En toute logique, la plate-forme Ethereum devrait aujourd'hui avoir totalement disparu, puisque les fondations de la blockchain sur laquelle elle repose sont sapées une à une. Pourtant, les mouvements irrationnels qu'elle suscite continuent à s'amplifier, jusqu'à prendre des proportions insensées. Quand la raison reprendra-t-elle le dessus ?
La première alerte a été l'affaire de TheDAO, dont la résolution à la hussarde a anéanti une des propriétés essentielles d'une blockchain, qu'elle soit la base d'Ethereum ou autre : l'immutabilité.
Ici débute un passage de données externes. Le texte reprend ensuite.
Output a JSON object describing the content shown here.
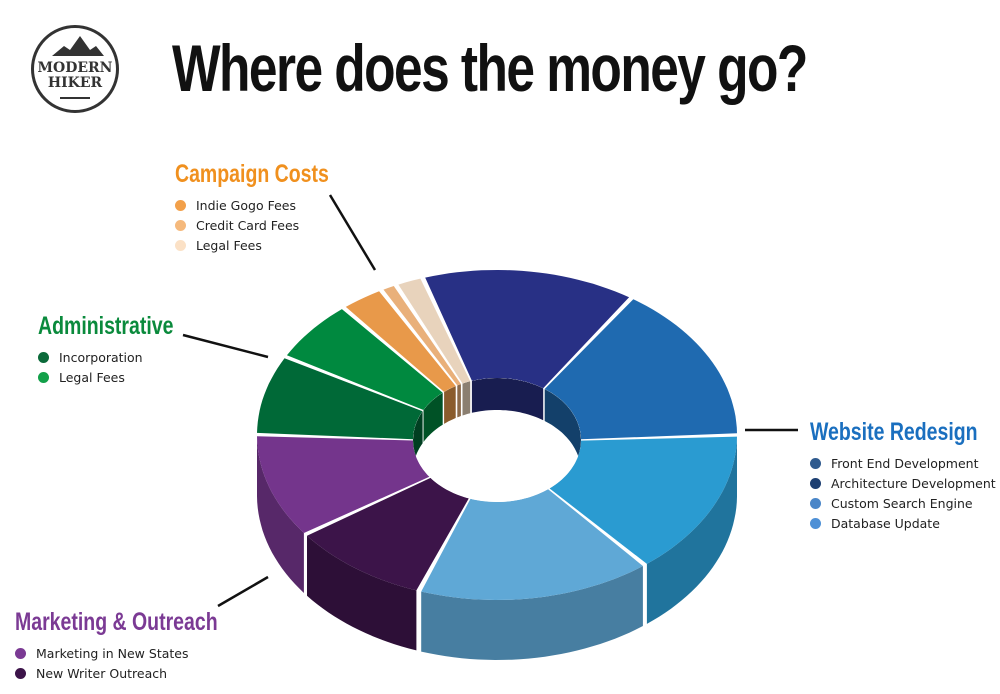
{
  "title": "Where does the money go?",
  "logo": {
    "line1": "MODERN",
    "line2": "HIKER"
  },
  "chart_data": {
    "type": "pie",
    "style": "3d-donut",
    "title": "Where does the money go?",
    "groups": [
      {
        "name": "Website Redesign",
        "color": "#1a6fbf",
        "items": [
          {
            "label": "Front End Development",
            "value": 14.4,
            "color": "#283085",
            "legend_color": "#2f5a8e"
          },
          {
            "label": "Architecture Development",
            "value": 15.5,
            "color": "#1f6ab0",
            "legend_color": "#1d3f72"
          },
          {
            "label": "Custom Search Engine",
            "value": 14.4,
            "color": "#2a9bd1",
            "legend_color": "#4a86c8"
          },
          {
            "label": "Database Update",
            "value": 15.8,
            "color": "#5fa8d6",
            "legend_color": "#4e90d6"
          }
        ]
      },
      {
        "name": "Marketing & Outreach",
        "color": "#7b3a94",
        "items": [
          {
            "label": "New Writer Outreach",
            "value": 9.4,
            "color": "#3c1449",
            "legend_color": "#3c1449"
          },
          {
            "label": "Marketing in New States",
            "value": 10.3,
            "color": "#74358c",
            "legend_color": "#7b3a94"
          }
        ]
      },
      {
        "name": "Administrative",
        "color": "#0a8a3c",
        "items": [
          {
            "label": "Incorporation",
            "value": 7.8,
            "color": "#006937",
            "legend_color": "#0b6a3a"
          },
          {
            "label": "Legal Fees",
            "value": 6.1,
            "color": "#00893f",
            "legend_color": "#13a04a"
          }
        ]
      },
      {
        "name": "Campaign Costs",
        "color": "#f0901e",
        "items": [
          {
            "label": "Indie Gogo Fees",
            "value": 3.0,
            "color": "#e8994a",
            "legend_color": "#f2a04a"
          },
          {
            "label": "Credit Card Fees",
            "value": 1.1,
            "color": "#e9b07a",
            "legend_color": "#f5b97c"
          },
          {
            "label": "Legal Fees",
            "value": 1.9,
            "color": "#e8d3bc",
            "legend_color": "#fbe1c6"
          }
        ]
      }
    ]
  }
}
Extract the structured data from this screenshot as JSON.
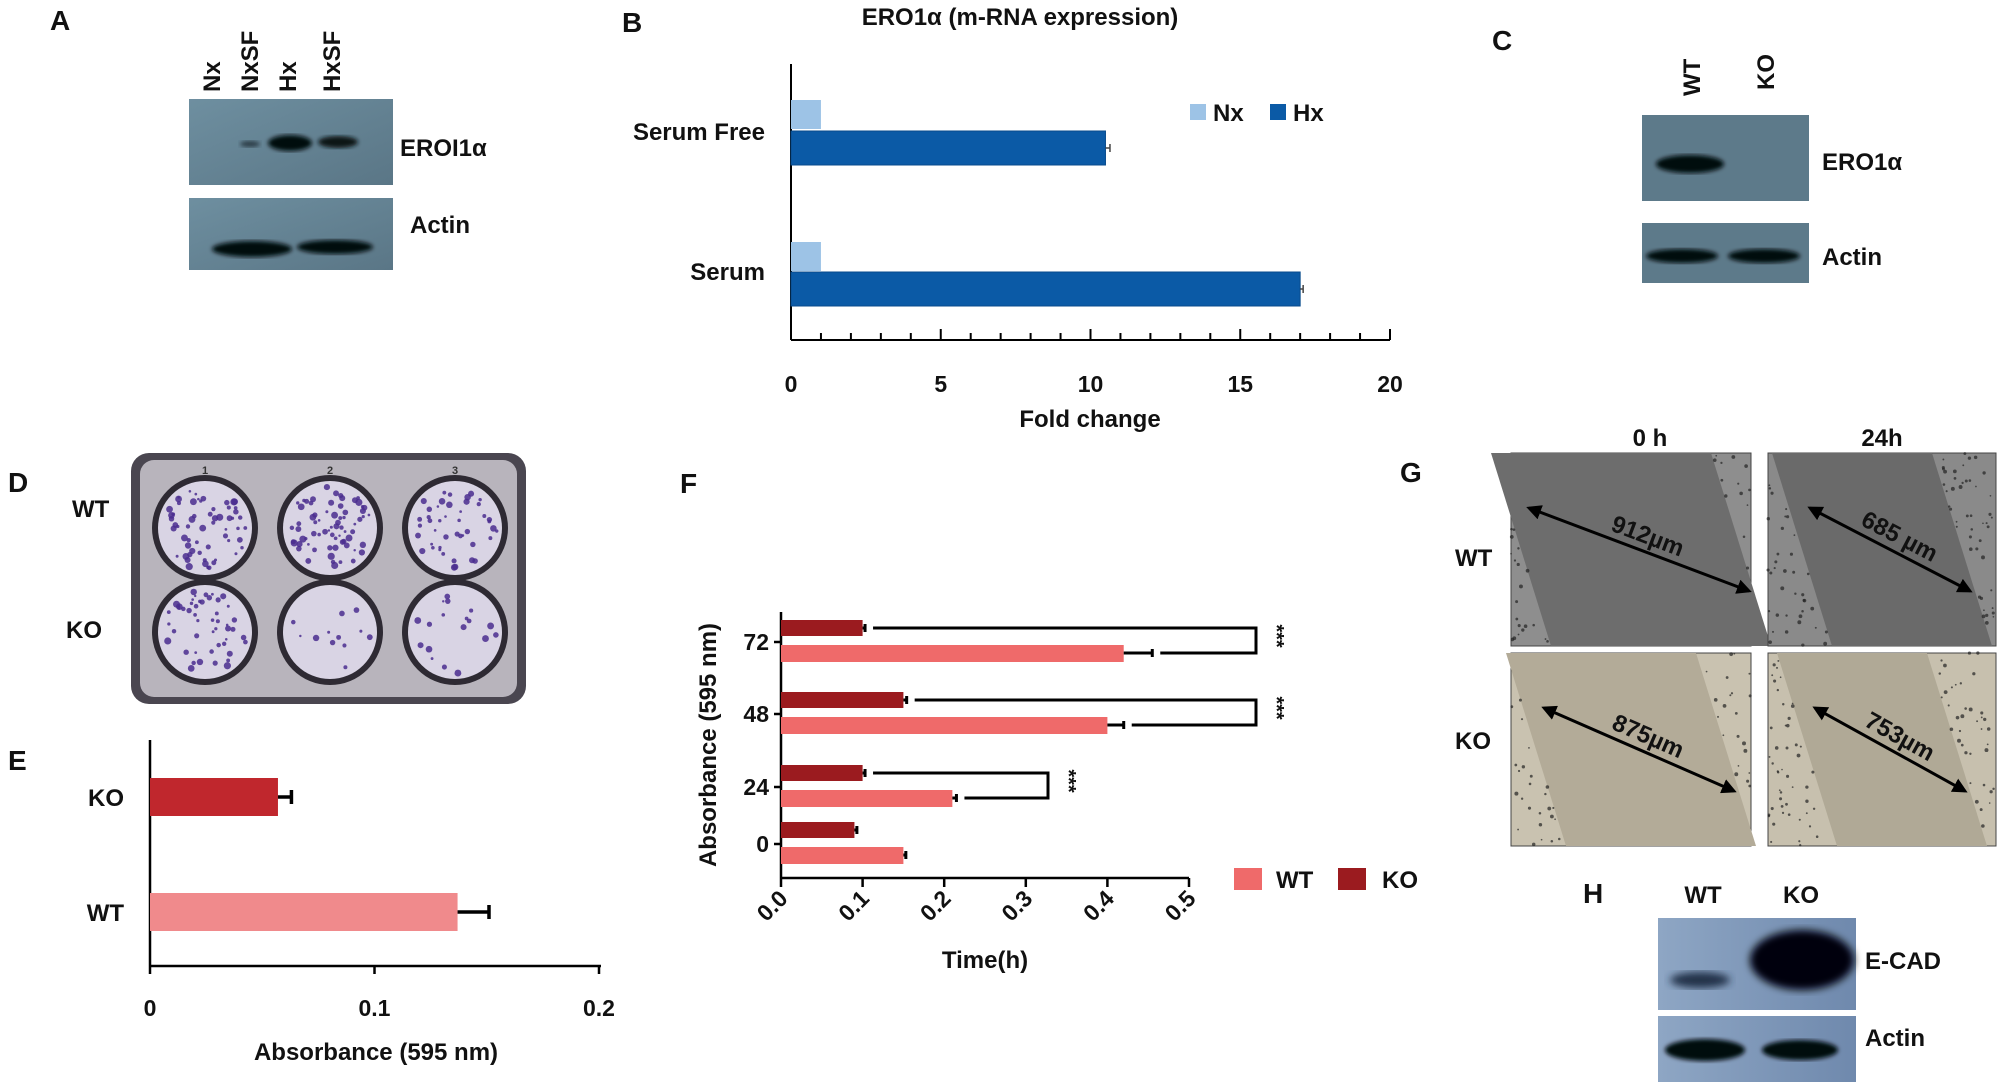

En actant que, dans certaines conditions, il était admissible d'annuler les transactions enregistrées par le passé, il n'était plus possible de maintenir la confiance. Que diriez-vous si, tout d'un coup, votre banquier décidait arbitrairement qu'une partie des opérations réalisées sur votre compte pouvaient être effacées ?
Il y a quelques jours, une fausse rumeur a permis de mettre au jour la faiblesse effective d'une deuxième caractéristique majeure pour une blockchain opérationnelle : l'absence de point de défaillance unique (SPOF, pour l'acronyme anglais). D'un point de vue technique, celle-ci est garantie par une réplication massive des données, sur les multiples nœuds de son infrastructure distribuée. Malheureusement, quand l'annonce de la mort de Vitalik Buterin, le concepteur d'Ethereum, fait perdre plus de 10% à la valeur de la crypto-monnaie, le principe de résilience est sérieusement mis à mal.
Que l'information ait été démentie – d'une manière sur laquelle quelques-uns s'extasient alors qu'elle n'est qu'une version contemporaine de la pratique des photos prises avec la une d'un quotidien – ne change rien à la réalité qui a été ainsi exposée de manière éclatante (mais qui était déjà pressentie, y compris dans le traitement du cas de TheDAO) : le fonctionnement sans heurt de la plate-forme dépend pour une large part d'un homme et de son état de santé. Voilà qui devrait faire réfléchir les fans invétérés…
Mais non, depuis quelques mois, une nouvelle mode s'est répandue sur Ethereum, comme une trainée de poudre : les ICO (Initial Coin Offering), un moyen pour des entrepreneurs de faire financer un projet (parfois à peine un embryon d'idée) en crypto-monnaie à hauteur de l'équivalent de millions, voire de dizaines de millions de dollars (un seul exemple : Block.one lève 185 millions en 5 jours, sur un concept). L'effondrement est inévitable mais, en attendant, Vitalik Buterin alimente le phénomène en soutenant personnellement, sans le moindre scrupule, certaines de ces opérations.
Ce que démontrent ces événements devrait être une évidence : la création d'une plate-forme basée sur une blockchain est extrêmement complexe et comprend une multitude de pièges. Pour l'instant, la seule qui résiste plutôt correctement à l'épreuve du temps est celle du bitcoin : même l'anonymat de son fondateur se révèle être un facteur critique de son modèle. Toutes les autres ne doivent être considérées que comme des expérimentations vis-à-vis desquelles la plus grande prudence doit être exercée.